Deux premiers polars.

Le polar, chronique de notre temps.

Deux premiers romans qui font date. Attica1 Locke, dans « Marée noire », raconte le racisme ordinaire de Houston (Texas) et les désillusions de toute une génération qui s’était battue pour le « Black Power », terme qui faisait peur à Martin Luther King – lire la biographie que lui consacre Alain Foix, Folio biographies, même s’il rajoute un peu trop de pathos pour une biographie – comme pour les droits civiques. Noirs et Blancs ensemble pour une même cause. La révolution pouvait venir de là. Un nouveau monde pouvait naître.

La peur de la prison, de la mort sont mauvaise conseillère. A travers le personnage de cet avocat, Jay Porter, qui voudrait bien être revenu de tout, avoir oublié son passé de militant, ses liens avec Stockely Carmichael et qui n’y arrive pas. Il ne peut non plus oublier son amour trahi… Pour le dire autrement, il n’arrive pas à s’accepter. Il navigue entre présent et passé, ces deux personnalités s’opposant tout en se complétant. Une grève de dockers lui permettra de mesurer le degré de son changement. Une description qu’il faudrait faire lire de l’opposition entre les Noirs et les Caucasiens, divisant profondément la classe laborieuse. Une grande partie de l’histoire des États-Unis est ici ramassée.

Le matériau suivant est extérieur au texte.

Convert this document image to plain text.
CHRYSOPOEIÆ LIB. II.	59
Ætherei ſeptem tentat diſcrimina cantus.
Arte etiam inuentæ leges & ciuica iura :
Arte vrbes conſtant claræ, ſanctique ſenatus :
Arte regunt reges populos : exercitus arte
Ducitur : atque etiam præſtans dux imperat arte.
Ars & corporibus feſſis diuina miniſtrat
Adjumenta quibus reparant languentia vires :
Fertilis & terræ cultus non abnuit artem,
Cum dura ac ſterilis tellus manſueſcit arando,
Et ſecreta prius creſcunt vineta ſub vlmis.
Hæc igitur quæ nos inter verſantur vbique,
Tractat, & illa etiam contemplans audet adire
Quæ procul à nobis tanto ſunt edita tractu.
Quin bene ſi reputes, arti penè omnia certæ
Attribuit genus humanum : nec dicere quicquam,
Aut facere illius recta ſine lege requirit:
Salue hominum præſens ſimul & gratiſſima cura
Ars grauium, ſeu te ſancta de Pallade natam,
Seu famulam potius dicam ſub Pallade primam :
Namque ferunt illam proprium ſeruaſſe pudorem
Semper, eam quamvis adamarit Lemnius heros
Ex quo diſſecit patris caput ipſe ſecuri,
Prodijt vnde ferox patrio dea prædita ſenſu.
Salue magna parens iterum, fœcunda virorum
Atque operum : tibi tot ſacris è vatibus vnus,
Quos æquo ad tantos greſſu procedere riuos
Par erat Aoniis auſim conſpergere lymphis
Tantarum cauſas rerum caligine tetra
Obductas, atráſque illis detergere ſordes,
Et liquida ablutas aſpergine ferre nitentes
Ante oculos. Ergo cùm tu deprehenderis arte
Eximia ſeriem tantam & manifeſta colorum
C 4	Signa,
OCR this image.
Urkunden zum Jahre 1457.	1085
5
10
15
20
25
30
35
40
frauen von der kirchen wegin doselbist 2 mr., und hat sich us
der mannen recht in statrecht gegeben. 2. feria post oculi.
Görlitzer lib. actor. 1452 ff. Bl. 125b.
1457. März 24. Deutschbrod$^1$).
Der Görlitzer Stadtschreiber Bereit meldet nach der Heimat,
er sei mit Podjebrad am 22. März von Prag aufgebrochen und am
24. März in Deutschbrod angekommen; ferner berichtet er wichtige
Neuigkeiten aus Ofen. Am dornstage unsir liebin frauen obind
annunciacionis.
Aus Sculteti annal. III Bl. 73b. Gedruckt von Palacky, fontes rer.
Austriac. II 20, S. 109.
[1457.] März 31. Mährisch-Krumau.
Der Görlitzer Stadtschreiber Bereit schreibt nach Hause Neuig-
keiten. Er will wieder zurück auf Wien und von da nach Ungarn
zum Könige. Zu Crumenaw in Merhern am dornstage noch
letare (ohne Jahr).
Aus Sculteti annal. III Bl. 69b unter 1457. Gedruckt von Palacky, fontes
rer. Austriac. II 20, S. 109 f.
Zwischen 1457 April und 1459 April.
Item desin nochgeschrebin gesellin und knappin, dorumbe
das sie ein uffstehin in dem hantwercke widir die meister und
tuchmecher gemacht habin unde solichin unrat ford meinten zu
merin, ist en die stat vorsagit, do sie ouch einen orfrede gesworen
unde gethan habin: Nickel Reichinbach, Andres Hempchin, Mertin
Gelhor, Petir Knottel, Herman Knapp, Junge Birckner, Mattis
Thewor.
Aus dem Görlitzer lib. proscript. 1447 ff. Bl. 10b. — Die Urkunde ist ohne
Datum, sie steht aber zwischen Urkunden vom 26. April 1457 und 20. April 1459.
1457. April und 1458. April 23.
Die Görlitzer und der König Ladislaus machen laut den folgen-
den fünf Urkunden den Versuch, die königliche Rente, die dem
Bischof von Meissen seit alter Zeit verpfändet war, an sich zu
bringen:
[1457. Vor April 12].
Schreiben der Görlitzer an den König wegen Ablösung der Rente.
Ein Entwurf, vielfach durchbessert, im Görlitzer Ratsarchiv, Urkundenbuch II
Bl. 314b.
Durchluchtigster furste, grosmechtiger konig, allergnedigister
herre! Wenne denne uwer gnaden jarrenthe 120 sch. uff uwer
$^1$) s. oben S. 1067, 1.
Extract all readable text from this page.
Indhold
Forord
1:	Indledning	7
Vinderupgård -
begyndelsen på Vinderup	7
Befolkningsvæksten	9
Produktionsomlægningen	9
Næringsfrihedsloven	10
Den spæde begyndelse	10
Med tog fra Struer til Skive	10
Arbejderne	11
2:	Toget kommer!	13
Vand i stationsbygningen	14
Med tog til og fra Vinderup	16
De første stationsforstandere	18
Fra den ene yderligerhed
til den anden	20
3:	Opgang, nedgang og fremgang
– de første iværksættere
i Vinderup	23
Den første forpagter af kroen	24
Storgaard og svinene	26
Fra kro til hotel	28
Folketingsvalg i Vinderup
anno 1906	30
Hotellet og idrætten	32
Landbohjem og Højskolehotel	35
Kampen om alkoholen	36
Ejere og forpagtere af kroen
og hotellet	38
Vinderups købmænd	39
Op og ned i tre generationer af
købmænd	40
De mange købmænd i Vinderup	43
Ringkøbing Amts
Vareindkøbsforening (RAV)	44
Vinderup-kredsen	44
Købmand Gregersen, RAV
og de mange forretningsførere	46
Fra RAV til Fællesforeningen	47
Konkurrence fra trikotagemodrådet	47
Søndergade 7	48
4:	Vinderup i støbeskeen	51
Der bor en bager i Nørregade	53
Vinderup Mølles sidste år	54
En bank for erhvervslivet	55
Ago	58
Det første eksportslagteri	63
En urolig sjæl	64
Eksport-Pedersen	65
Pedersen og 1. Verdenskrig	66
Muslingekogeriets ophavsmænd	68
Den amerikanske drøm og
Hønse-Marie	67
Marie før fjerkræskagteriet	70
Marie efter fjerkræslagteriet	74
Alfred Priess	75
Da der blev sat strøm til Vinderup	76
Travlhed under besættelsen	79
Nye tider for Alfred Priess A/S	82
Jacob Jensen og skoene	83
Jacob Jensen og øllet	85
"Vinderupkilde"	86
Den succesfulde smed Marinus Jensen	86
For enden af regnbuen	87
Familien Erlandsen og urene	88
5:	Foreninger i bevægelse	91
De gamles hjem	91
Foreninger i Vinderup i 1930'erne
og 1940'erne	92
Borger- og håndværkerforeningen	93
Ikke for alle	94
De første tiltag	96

Ce voyage, cette prise de conscience de lui-même, la nécessité de surmonter la peur, l’angoisse pour se construire est l’essentiel de ce roman qui part d’une aventure – elle le raconte dans sa post face aussi intéressante que le roman lui-même – vécue par son père. Elle permet de comprendre la situation vécue pendant la grande période des « Blacks Panthers », le déclin de ces groupes trop coupées des populations qu’ils étaient censés défendre et développant une paranoïa de mauvais aloi mais justifiée vis-à-vis des manœuvres du FBI bien décidé à les liquider physiquement. Edgar J. Hoover a infiltré toutes ces structures pour les éradiquer. Elle le note, sans trop appuyer, pour expliquer le comportement de cet homme confronté à une situation exceptionnelle. Avocat, noir comme se situer dans une ville dominée par le magnat du pétrole. Un univers impitoyable.

Un univers tout autant impitoyable est la frontière entre le Mexique et les États-Unis, avec ses passages d’immigrant(e)s bien décidée(e)s à fuir la misère mais aussi les règlements de comptes en respirant le cauchemar de l’American way of life. La police des frontières à fort à faire toutes les nuits pour récupérer tous ces « dos mouillés » venant tout aussi bien du Mexique que d’autres pays latino-américain et même, pour certains de l’Asie. Sebastian Rotella, journaliste – il ne l’oublie pas suffisamment – décrit ce monde interlope, la corruption généralisée du Mexique, sous la coupe des narcotrafiquants, le combat d’une agent du FBI, d’origine cubaine et le « commando Diogène » qui a comme objectif de pourchasser cette corruption, dirigé par un ancien représentant du comité pour les droits de l’homme. Le fil conducteur, un flic de cette frontière devenu une « taupe » par amour Valentino Pescatore. « Triple Crossing2 » semble être le résultat d’une enquête de grande ampleur sur les trafics en tout genre pour cette triple traversée. Rien n’est vrai et tout est réaliste. La mort est omniprésente.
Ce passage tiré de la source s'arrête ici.